CO2-uitstoot auto van de zaak bepaalt fiscale bijtelling

De overheid wil het gebruik van zuinige auto’s nog aantrekkelijker maken. Vanaf 1 januari 2009 gelden daarom voortaan drie percentages voor de fiscale bijtelling auto van de zaak. Daarbij geldt: hoe zuiniger de auto, hoe lager de bijtelling. De tarieven, waarvan de hoogte wordt bepaald door de CO2-uitstoot van de auto, zijn:

Tarief 1: 14% bijtelling
Voor zeer zuinige auto’s met een CO2-uitstoot van maximaal 95 g/km bij dieselauto’s en 110 g/km bij een auto die niet op diesel rijdt.
Tarief 2: 20% bijtelling (nieuwe categorie m.i.v. 1 januari 2009)
Voor zuinige auto’s met een CO2-uitstoot van meer dan 95 en max. 116 g/km bij dieselauto’s en 110 en max. 140 g/km bij een auto die niet op diesel rijdt.

Tarief 3: 25% bijtelling
Van toepassing op auto’s die op diesel rijden met een CO2-uitstoot van meer dan 116 g/km en auto’s die niet op diesel rijden met een CO2-uitstoot van meer dan 140 g/km.

Geen bijtelling
Als een werknemer per kalenderjaar niet meer dan 500 kilometer privé rijdt en dit kan bewijzen (bijvoorbeeld met een rittenadministratie), is er geen bijtelling. De werknemer kan hiervoor de ‘Verklaring geen privégebruik auto’ aanvragen bij de Belastingdienst. Het aanvraagformulier dat hij daarvoor moet gebruiken, is te downloaden via www.belastingdienst.nl.
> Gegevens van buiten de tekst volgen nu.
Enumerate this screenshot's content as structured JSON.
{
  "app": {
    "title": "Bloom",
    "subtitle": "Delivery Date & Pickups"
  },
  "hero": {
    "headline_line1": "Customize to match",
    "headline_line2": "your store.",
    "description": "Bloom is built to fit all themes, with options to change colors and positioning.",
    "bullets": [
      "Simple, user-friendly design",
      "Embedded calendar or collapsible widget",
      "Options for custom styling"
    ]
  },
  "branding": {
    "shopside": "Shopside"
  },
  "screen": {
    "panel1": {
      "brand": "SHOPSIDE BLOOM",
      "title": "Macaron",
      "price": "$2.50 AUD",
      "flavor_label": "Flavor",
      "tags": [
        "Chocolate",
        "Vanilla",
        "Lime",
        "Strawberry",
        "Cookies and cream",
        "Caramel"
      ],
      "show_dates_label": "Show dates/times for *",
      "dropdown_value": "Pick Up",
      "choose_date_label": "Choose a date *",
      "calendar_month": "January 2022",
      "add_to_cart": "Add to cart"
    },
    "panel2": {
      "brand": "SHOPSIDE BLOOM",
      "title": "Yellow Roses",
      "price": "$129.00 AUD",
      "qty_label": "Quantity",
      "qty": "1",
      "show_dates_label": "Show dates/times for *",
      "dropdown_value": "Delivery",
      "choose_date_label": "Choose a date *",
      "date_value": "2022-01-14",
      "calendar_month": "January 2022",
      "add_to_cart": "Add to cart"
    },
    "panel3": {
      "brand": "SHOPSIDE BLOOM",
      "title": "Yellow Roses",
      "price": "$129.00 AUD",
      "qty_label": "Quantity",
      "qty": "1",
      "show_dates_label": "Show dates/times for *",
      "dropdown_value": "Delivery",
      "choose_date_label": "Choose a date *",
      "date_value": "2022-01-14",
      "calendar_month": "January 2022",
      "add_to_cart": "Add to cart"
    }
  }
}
Voor bestelauto’s geldt nog het volgende. Er vindt geen bijtelling plaats als:
• de werknemer de bestelauto controleerbaar buiten werktijd parkeert op een afgesloten bedrijfsterrein;
• de werknemer van de werkgever een schriftelijk verbod op privégebruik van de bestelauto heeft ontvangen. De werkgever moet dit verbod controleren en een passende sanctie opleggen als het wordt overtreden;
• de werknemer de bestelauto doorlopend afwisselend gebruikt met één of meer andere collega’s, waardoor privégebruik moeilijk vast te stellen is. Het privégebruik wordt dan door middel van eindheffing bij de werkgever belast.